In reply to: Neil Conway (#5)

Re: Optimizing COPY with SIMD

On Wed, Jun 05, 2024 at 01:46:44PM -0400, Neil Conway wrote:

We could go further and use the same code to handle both the tail of the
string in the vectorized case and the entire string in the non-vectorized
case, but I didn't bother with that -- as written, it would require taking
an unnecessary strlen() of the input string in the non-vectorized case.

For pg_lfind32(), we ended up using an overlapping approach for the
vectorized case (see commit 7644a73). That appeared to help more than it
harmed in the many (admittedly branch predictor friendly) tests I ran. I
wonder if you could do something similar here.

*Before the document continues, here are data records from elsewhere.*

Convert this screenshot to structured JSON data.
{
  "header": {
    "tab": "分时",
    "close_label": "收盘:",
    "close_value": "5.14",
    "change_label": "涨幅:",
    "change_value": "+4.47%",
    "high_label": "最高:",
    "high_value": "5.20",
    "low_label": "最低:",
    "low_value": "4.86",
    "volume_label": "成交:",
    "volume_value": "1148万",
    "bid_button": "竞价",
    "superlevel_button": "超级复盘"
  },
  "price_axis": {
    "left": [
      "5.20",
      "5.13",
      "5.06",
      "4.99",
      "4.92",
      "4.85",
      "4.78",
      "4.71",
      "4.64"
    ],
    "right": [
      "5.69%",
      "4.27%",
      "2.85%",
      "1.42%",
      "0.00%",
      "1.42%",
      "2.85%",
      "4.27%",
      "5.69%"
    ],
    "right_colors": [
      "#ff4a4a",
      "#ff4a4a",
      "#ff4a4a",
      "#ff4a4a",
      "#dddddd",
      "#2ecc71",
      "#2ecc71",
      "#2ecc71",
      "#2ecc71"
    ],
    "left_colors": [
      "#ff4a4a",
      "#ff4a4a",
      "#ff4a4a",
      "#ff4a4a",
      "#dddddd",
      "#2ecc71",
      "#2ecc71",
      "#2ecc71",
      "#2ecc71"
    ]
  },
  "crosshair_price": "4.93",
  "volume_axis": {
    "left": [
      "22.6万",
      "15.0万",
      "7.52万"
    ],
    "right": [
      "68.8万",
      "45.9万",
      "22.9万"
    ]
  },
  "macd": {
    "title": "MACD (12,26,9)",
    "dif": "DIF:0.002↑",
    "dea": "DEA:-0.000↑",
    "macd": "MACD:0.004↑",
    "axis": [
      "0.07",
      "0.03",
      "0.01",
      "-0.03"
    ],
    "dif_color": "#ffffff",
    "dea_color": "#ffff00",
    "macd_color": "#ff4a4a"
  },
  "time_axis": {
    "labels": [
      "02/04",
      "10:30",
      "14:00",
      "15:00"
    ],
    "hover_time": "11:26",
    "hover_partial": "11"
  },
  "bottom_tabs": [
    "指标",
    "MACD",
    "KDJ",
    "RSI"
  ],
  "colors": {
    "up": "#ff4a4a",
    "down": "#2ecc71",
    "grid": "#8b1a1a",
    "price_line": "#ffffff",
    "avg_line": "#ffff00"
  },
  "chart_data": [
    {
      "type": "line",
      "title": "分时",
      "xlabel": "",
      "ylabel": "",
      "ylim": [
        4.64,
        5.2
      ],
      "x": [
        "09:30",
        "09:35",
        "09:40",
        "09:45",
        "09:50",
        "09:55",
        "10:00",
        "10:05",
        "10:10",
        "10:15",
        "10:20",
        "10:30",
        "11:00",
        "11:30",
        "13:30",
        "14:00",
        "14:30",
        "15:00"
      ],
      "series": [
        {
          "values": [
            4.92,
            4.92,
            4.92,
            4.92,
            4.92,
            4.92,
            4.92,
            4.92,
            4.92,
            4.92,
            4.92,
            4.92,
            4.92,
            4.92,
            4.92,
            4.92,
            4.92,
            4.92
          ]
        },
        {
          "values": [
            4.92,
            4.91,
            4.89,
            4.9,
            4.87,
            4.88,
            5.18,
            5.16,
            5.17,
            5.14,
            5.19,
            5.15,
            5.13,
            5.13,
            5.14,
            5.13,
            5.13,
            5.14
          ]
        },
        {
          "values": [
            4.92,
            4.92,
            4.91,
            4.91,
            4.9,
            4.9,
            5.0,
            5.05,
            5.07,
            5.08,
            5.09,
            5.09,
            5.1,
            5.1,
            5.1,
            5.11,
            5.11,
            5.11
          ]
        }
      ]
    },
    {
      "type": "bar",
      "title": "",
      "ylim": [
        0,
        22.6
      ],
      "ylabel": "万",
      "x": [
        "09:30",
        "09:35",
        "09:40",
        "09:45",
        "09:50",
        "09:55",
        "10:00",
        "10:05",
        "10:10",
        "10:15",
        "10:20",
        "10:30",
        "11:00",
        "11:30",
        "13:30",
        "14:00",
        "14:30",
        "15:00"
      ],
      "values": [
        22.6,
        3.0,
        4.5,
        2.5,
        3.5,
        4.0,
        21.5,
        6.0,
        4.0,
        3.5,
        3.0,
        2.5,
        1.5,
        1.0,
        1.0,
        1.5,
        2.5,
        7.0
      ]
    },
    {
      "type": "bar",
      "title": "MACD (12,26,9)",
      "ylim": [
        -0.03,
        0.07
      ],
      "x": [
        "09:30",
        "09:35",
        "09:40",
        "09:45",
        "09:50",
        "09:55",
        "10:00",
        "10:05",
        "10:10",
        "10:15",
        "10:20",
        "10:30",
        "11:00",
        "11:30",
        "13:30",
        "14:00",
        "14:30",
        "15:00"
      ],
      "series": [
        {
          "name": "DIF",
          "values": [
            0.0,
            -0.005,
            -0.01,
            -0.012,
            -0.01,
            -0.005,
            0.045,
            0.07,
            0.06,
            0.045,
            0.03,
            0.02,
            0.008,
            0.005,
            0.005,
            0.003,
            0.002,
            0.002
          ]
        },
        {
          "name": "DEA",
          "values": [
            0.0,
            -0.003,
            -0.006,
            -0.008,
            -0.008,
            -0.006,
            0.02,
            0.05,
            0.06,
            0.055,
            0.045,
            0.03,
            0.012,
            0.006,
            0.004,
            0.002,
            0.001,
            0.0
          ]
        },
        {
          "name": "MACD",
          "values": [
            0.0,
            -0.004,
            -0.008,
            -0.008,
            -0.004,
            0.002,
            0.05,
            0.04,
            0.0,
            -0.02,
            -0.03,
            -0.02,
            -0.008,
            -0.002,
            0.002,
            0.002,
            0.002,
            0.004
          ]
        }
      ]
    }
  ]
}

Looks like there is a slight regression for short attribute values, but I
think the tradeoff is a net win.

It'd be interesting to see the threshold where your patch starts winning.
IIUC the vector stuff won't take effect until there are 16 bytes to
process. If we don't expect attributes to ordinarily be >= 16 bytes, it
might be worth trying to mitigate this ~3% regression. Maybe we can find
some other small gains elsewhere to offset it.

--
nathan

Neil Conway

neil.conway@gmail.com

over 1 year ago

In reply to: Nathan Bossart (#6)

6 attachment(s)

Re: Optimizing COPY with SIMD

On Wed, Jun 5, 2024 at 3:05 PM Nathan Bossart <nathandbossart@gmail.com>
wrote:

For pg_lfind32(), we ended up using an overlapping approach for the
vectorized case (see commit 7644a73). That appeared to help more than it
harmed in the many (admittedly branch predictor friendly) tests I ran. I
wonder if you could do something similar here.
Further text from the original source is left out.